I like to break the sales process down into its simplest components:
1. Engage with the right people.
2 Make them comfortable with you.
3. Find out what they want.
4. Show them how what you have gives them what they want.
5. Get an agreement on the next step.
6. Follow up and leverage satisfaction.
One of the essential early steps is to “make them comfortable with you.” In other words, to create some rapport with the other person. According to the dictionary, rapport is “an emotional bond or friendly relationship between people based on mutual liking, trust and a sense that they understand and share each other’s concerns.”
We can understand why this is so important. If your contact doesn’t feel comfortable with you, then he/she won’t be nearly as open to sharing information. And, if we can’t get information, we can’t “find out what they want.” We all have stories to tell about an incident in which we were the buyer and a sales person was rude or self-interested to the point where we decided to
terminate the relationship and go somewhere else.

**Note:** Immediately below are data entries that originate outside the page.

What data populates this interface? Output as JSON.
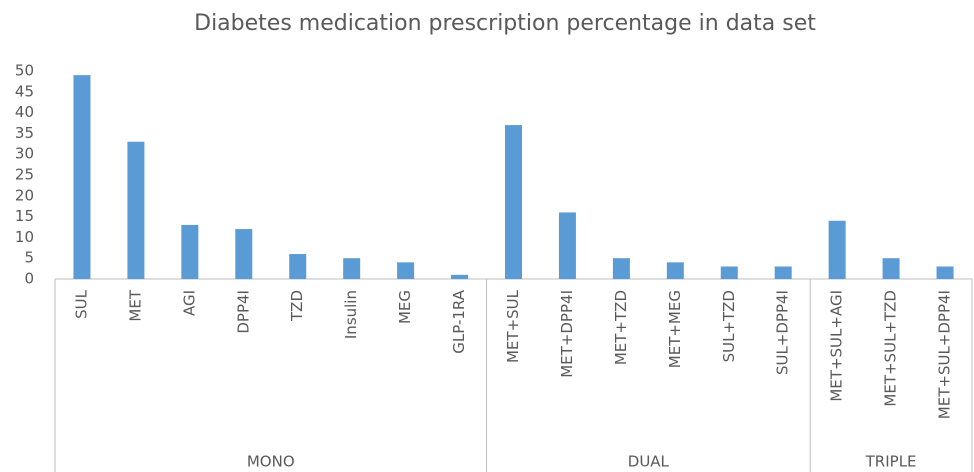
{
  "chart_data": {
    "type": "bar",
    "title": "Diabetes medication prescription percentage in  data set",
    "groups": [
      {
        "name": "MONO",
        "categories": [
          "SUL",
          "MET",
          "AGI",
          "DPP4I",
          "TZD",
          "Insulin",
          "MEG",
          "GLP-1RA"
        ]
      },
      {
        "name": "DUAL",
        "categories": [
          "MET+SUL",
          "MET+DPP4I",
          "MET+TZD",
          "MET+MEG",
          "SUL+TZD",
          "SUL+DPP4I"
        ]
      },
      {
        "name": "TRIPLE",
        "categories": [
          "MET+SUL+AGI",
          "MET+SUL+TZD",
          "MET+SUL+DPP4I"
        ]
      }
    ],
    "values": [
      49,
      33,
      13,
      12,
      6,
      5,
      4,
      1,
      37,
      16,
      5,
      4,
      3,
      3,
      14,
      5,
      3
    ],
    "color": "#5b9bd5",
    "ylim": [
      0,
      50
    ],
    "yticks": [
      0,
      5,
      10,
      15,
      20,
      25,
      30,
      35,
      40,
      45,
      50
    ],
    "grid": false
  }
}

The same thing is true of our customers. If they don’t feel comfortable with us, if they don’t feel that we are interested in them, they form negative impressions of us and consider some other source.
I’m surprised by the quantity of sales people who get this exactly wrong. They’ll talk about a customer and say something like, “he’s a really nice guy,” as if that mattered. Their first reaction of the immature sales person is to judge the customer by his/her own feelings about the
customer. That’s exactly backwards. It doesn’t matter how we feel about the customer. What does matter is how the customer feels about us.